I sindacati confederali ricordano il cinquantenario dello statuto dei lavoratori ossia la legge 20 maggio 1970, n. 300, ma sembrano dimenticare il percorso fatto per conquistare i diritti fondamentali dei lavoratori.
Per arrivare a questa concessione da parte delle istituzioni e della politica furono necessarie le mobilitazioni di milioni di lavoratori durante il cosiddetto autunno caldo del 1969.
Politica ed istituzioni, evidentemente non sempre dalla parte dei lavoratori, oltre al padronato, che da un mero calcolo di costi e benefici, ritennero che per porre fine a quelle lotte che sicuramente portarono danno all’economia italiana in crescita fu necessario concedere qualcosa alle masse di lavoratori in lotta per la difesa dei propri diritti.
Oggi i nostri sindacati ormai trasformati in organi burocratici, con metà degli iscritti formati da pensionati ed in continua emorragia di iscritti attivi, pensano che la difesa di quei diritti fondamentali possa avvenire comprando un necrologio a pagina intera sui giornali del padronato, con qualche comparsata ai talk show, o comunicato stampa di rito.
Con tali forme di lotta a difesa dei diritti fondamentali dei lavoratori oggi politica ed istituzioni, evidentemente non sempre dalla parte dei lavoratori, oltre al padronato, da un mero calcolo di costi e benefici ritengono che ai lavoratori si possa concedere la legge Fornero o il Job Act.

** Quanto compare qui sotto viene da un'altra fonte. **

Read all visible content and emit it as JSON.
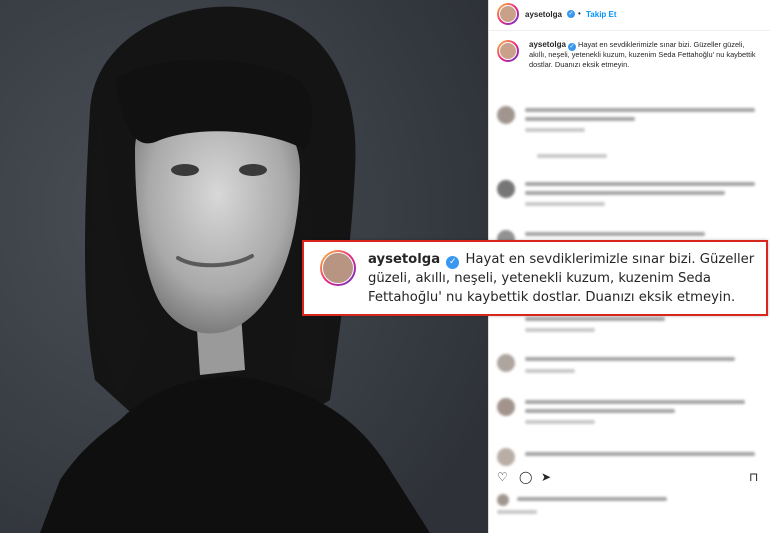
{
  "post": {
    "username": "aysetolga",
    "follow_label": "Takip Et",
    "more_label": "•••",
    "verified_glyph": "✓",
    "caption": "Hayat en sevdiklerimizle sınar bizi. Güzeller güzeli, akıllı, neşeli, yetenekli kuzum, kuzenim Seda Fettahoğlu' nu kaybettik dostlar. Duanızı eksik etmeyin."
  },
  "callout": {
    "username": "aysetolga",
    "caption": "Hayat en sevdiklerimizle sınar bizi. Güzeller güzeli, akıllı, neşeli, yetenekli kuzum, kuzenim Seda Fettahoğlu' nu kaybettik dostlar. Duanızı eksik etmeyin."
  },
  "icons": {
    "like": "♡",
    "comment": "◯",
    "share": "➤",
    "save": "⊓"
  },
  "colors": {
    "accent": "#0095f6",
    "verified": "#3897f0",
    "callout_border": "#d9261c",
    "photo_bg": "#3a3e45"
  }
}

Ad un ex dirigente della CGIL, strenuo difensore del renziano Job Act, basta poi commuoversi in diretta TV per aver promosso una sanatoria temporanea per i braccianti agricoli che lavorano in nero, nell’imbarazzo assistenzialista sudista ed ipocrita dei 5 Stelle che evidentemente quel lavoro nero disdicono a parole ma meno nei fatti. Lavoro nero grazie al quale gli italiani possono, a buon prezzo, imbandire di frutta, verdura e cibarie varie le proprie tavole.